07 Jul 2008 Agencies Want Profitable Microstockers

Carrot Tempation, Peter BatesMicrostock agencies have a commercial incentive to encourage the microstockers who sell the most. They’re more profitable.

Why do Agencies Encourage Profitable Microstockers?

By submitting more commercially attractive photos, these contributors raise the quality of the agency portfolio. This makes the agency more commercially attractive, which raises sales and subsequently raises profits. These contributors also cost less with fewer rejections (rejected images cost money to review but don’t generate revenue) and less hosting of non-selling (or low-selling) images.

Conversely, low selling contributors are less profitable. They have higher rates of costly rejections, their accepted images lower the overall quality level of the agency portfolio, and their images occupy server space with little or no return (more of an issue when you look at those images en masse).

How do Agencies Encourage Profitable Microstockers?

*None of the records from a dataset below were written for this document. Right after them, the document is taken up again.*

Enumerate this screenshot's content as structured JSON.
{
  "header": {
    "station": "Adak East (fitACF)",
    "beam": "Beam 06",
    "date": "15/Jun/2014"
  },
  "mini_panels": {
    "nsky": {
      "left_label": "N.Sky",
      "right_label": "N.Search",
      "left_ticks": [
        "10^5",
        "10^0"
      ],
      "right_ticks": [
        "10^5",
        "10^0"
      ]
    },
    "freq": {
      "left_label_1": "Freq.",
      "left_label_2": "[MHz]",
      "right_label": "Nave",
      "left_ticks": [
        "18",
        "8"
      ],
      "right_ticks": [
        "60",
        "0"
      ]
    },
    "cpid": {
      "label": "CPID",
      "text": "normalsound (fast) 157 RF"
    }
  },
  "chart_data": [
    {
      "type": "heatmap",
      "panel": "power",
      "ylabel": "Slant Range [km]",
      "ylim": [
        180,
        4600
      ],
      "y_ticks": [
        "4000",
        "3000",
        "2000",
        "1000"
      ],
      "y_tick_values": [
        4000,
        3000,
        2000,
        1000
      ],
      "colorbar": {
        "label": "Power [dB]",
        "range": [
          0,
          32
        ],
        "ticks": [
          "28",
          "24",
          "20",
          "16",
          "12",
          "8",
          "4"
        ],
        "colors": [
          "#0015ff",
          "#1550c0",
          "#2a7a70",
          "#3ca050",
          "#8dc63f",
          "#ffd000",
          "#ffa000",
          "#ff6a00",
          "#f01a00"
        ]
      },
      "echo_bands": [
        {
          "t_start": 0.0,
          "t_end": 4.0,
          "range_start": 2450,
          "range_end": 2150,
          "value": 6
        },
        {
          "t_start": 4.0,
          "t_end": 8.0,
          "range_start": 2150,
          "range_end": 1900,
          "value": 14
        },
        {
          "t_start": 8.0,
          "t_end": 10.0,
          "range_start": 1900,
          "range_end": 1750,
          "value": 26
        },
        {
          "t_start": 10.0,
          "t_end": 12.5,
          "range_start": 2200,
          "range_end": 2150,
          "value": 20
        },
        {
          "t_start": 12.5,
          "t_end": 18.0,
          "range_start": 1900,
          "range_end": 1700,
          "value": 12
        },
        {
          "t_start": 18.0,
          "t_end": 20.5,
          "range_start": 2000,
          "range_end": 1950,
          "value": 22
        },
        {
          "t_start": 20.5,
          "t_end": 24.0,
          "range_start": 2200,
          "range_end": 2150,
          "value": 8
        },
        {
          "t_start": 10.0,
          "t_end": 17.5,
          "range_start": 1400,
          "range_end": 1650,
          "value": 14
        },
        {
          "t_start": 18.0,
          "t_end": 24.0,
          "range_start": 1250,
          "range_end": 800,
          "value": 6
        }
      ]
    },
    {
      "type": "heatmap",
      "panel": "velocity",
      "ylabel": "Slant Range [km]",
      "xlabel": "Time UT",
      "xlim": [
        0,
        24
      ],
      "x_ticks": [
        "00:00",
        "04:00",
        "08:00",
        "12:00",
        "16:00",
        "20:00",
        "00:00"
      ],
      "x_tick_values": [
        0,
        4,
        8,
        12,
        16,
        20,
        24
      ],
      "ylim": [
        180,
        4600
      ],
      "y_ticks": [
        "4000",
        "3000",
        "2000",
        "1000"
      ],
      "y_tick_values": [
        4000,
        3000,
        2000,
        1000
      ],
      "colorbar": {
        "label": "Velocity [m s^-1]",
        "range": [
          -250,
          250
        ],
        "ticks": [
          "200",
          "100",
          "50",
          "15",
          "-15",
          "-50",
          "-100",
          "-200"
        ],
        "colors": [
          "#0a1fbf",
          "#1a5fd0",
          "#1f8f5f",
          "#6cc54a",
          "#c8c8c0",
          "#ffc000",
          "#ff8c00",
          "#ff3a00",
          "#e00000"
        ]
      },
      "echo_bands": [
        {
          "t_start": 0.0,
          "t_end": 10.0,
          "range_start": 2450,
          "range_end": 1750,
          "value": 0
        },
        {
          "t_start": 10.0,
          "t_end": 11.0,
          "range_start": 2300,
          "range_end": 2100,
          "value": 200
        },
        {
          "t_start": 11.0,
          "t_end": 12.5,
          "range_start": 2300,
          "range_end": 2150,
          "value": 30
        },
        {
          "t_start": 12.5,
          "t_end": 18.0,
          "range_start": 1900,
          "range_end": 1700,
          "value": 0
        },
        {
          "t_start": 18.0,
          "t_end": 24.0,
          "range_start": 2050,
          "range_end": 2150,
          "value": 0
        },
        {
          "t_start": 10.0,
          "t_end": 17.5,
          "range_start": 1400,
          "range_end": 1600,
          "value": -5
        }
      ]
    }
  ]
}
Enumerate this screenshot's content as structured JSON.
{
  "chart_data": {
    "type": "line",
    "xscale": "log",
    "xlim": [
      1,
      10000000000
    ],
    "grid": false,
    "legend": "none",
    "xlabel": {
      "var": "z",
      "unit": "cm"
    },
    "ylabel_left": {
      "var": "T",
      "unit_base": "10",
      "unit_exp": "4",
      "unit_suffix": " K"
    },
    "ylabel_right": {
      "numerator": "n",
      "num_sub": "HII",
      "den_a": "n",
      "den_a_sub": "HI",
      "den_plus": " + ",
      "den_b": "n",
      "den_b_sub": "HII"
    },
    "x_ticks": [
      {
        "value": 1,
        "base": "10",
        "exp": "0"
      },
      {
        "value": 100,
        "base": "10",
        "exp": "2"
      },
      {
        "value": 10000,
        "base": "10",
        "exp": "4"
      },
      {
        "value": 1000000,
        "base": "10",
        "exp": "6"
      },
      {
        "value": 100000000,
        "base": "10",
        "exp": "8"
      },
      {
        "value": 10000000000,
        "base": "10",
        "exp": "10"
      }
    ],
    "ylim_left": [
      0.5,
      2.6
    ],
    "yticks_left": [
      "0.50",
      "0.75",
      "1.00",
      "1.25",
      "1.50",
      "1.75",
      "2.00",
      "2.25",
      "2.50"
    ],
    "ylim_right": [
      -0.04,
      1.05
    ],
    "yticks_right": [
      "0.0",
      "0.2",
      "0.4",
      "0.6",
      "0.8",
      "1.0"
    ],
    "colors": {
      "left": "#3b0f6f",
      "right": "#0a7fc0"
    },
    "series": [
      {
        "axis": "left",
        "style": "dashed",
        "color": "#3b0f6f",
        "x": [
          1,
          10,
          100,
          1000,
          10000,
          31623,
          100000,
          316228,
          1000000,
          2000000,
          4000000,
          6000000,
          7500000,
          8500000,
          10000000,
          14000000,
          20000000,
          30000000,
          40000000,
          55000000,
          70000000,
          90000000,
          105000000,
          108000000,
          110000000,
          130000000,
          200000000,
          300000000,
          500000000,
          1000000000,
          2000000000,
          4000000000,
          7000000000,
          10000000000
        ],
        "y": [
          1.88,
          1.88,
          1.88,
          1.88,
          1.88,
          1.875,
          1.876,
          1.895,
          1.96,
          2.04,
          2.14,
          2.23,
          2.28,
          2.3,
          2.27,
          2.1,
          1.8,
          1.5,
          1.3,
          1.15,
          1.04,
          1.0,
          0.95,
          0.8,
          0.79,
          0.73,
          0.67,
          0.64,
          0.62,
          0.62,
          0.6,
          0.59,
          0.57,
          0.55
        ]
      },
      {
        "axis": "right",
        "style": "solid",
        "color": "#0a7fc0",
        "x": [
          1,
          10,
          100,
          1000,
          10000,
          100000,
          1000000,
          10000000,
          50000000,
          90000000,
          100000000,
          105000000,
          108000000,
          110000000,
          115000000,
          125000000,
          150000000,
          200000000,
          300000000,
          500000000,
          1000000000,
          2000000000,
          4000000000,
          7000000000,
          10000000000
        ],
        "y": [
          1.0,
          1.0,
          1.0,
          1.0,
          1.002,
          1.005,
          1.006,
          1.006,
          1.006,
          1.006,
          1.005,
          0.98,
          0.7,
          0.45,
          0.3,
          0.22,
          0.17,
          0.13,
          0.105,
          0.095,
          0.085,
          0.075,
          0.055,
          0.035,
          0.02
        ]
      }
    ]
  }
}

Agencies use various strategies to achieve this, primarily paying more. Fotolia allows contributors to raise the price of their photos (which raises contributor earnings) as their total sales quantity rises, and Dreamstime does the same automatically and on a per-image basis. Shutterstock pays contributors higher commissions as their lifetime earnings rise and iStockphoto does the same for their exclusive contributors.

Most agencies also combine other strategies to incentivize more profitable contributors including raising upload limits and improving search result positions (which in turn improves sales and earnings).

Agencies don’t do a lot to actively discourage less profitable contributors, though some filter them out with application tests.

What does this Mean for Us?

This is great news for those of us who are microstock contributors but not yet on the most profitable list. While the favoritism makes it more difficult to get there, it also creates an incentive to improve. The more you earn, the more the agency strategies work to your advantage.

More Good News

While microstock agencies are commercially motivated to keep their most profitable contributors content with their sales and earnings, many are also investing heavily in community facilities, events and other resources to help all contributors become more profitable. They look great when they can show how they’ve helped their contributors grow from enthusiastic hobbyists into inspiring and talented professional stock photographers. It also raises the profitability of all their existing contributors.

How Can You Be More Profitable?

Generally speaking, agencies look at acceptance rate, sell-through rate and average sales per image (among other metrics) to determine search result order. Therefore a perfect way to monitor your profitability from the agency perspective is to simply use the best match or relevancy keyword searches and monitor the position of your images. As you get more profitable for the agency (relative to other contributors) your images will move closer to the top of the search results.

To make that happen you simply need to contribute images that sell more.

3 Comments
  • Matt Antonino
    Posted at 19:43h, 08 July Reply

    “Generally speaking, agencies look at acceptance rate, sell-through rate and average sales per image (among other metrics) to determine search result order. ”

    Which ones use RPI? I’m going to go delete the bottom 15% of my portfolios there.

  • Matt Antonino
    Posted at 20:48h, 09 July Reply

    They can’t both be true – it’s illogical.

    If AgencyDT uses RPI to determine search engine rank, then deleting photos would HELP your earnings by giving your best sellers higher RPI and thus higher search rank, resulting in more sales. If AgencyDT does NOT use RPI as part of rank, then deleting your already-accepted photos is stupid because they may sell.

    If an agency uses sales per image and you have some dogs, deleting them brings up your sales per image and helps you. If they don’t, you want the largest gallery possible.

    See what I mean? It can’t be both ways.